Project Kesher is now working in two war zones. In Ukraine, where it’s worked for 30 years, a shell fell last month near its offices in the city of Kryvyi Rih. The blast shattered its windows and sent two workers scrambling for cover. Staff this week scaled the roof to raise the flag of Israel under its Ukranian flag.

“The trauma between the two countries is just so intense,” says CEO Karyn Gershon.

Violence at Home
Fear and anxiety also are hitting the leadership ranks of groups that don’t do direct work in Israel or Gaza. Amy Spitalnick, CEO of the Jewish Council for Public Affairs, says she spent the weekend frantically reaching out to friends and former colleagues in Israel, where she spent a year studying at the Hebrew University. “It’s so hard to compartmentalize because it is a slew of friends or family or colleagues who are directly impacted, whose stories are just all over your social media, all over your WhatsApp and text chains.”

Leading Edge, which supports the leadership of Jewish nonprofits and foundations, estimates the United States has more than 9,000 Jewish organizations with roughly 100,000 workers. Many synagogues and local organizations are providing mental-health support and arranging gatherings to help people process the events. Groups also are putting in place additional security measures, fearing that rising antisemitism will spark violence. The 2018 shooting at the Tree of Life synagogue in Pittsburgh is a fixture in the minds of many, says Leading Edge CEO Gali Cooks.

Cooks sent an email to its network of CEOs, board members, and other executives with advice and resources for how to manage staff at a time “when nothing can be ‘business as usual.’” Cooks says she also is telling leaders to care for themselves even as they care for others.

“Everyone is deeply connected to Israel,” Cooks says. “There’s a lot of fear, a lot of uncertainty, a lot of sadness.”

At UNRWA USA, executive director Mara Kronenfeld says her emotionally exhausted staff lean on each other for support, in part because many in the United States do not understand the plight of Palestinians. “Sometimes, it’s painful feeling a little bit alone in that context,” she says.

Some conversations with donors have been tense, Almadhoun says. “Some donors have different opinions. They support you to a certain degree, and then they stop caring.”

A Sense of Purpose
It’s important to remember that others have also suffered violence-related trauma in recent years, says Spitalnick of the Jewish Council for Public Affairs.
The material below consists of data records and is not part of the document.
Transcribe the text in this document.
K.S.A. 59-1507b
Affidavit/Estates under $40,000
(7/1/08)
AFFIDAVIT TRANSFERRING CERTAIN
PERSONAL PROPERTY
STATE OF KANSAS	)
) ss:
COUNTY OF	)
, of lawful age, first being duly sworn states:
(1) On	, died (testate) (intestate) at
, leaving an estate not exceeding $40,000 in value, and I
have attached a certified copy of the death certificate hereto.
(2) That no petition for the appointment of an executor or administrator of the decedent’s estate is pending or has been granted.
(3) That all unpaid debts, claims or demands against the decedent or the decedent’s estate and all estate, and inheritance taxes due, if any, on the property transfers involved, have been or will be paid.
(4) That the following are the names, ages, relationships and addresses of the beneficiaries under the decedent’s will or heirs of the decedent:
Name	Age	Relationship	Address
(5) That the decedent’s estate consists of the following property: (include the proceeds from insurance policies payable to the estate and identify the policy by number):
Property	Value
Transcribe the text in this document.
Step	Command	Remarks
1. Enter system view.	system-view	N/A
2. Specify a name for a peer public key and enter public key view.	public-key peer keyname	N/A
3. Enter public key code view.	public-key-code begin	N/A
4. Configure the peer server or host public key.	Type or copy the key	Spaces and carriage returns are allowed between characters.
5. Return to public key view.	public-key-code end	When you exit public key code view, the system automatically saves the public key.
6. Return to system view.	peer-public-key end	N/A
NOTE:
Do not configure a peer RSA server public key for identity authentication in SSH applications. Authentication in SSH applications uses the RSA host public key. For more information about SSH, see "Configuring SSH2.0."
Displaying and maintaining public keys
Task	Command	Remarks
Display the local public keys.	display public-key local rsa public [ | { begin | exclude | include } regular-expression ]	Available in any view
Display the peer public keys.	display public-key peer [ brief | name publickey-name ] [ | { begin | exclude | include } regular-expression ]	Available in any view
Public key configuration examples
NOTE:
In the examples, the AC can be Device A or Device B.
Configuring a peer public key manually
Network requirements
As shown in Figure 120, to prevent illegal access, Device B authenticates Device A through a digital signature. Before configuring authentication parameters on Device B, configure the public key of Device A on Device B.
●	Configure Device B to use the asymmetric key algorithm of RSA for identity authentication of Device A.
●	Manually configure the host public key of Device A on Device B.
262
Black Americans, she notes, have been targeted by white supremacists like in the 2022 shooting at a Buffalo grocery store. Anger is a natural response, but that can’t derail advocates trying to build coalitions under the banner of justice and equality. “You have to acknowledge it and grapple with it without letting it stop the work, because that is precisely what extremists of every stripe want.”

The staff at UNRWA USA say their work gives them purpose and a distraction. “The job can really be a blessing and an outlet for our energy. It can provide us with a solid and consistent means of feeling that we are needed,” says development manager Elrayes. “For many of us, that’s the reason why we joined this line of work in the first place.”

Rosenberg says ADL is offering psychological support services to staff and creating opportunities for people to gather and talk about the roller-coaster of emotions. “It’s important that they feel they have a safe place to share their feelings and fears and anger,” she says.

“Everybody is just using their sorrow and their rage to do good and to fight hate. In a way, it fills us with energy to do whatever we can to make sure that Israelis know that they’re not alone. That the families of the hostages know that they’re not alone. And that we’re going to do whatever we can from here to make sure that their loved ones are safe.”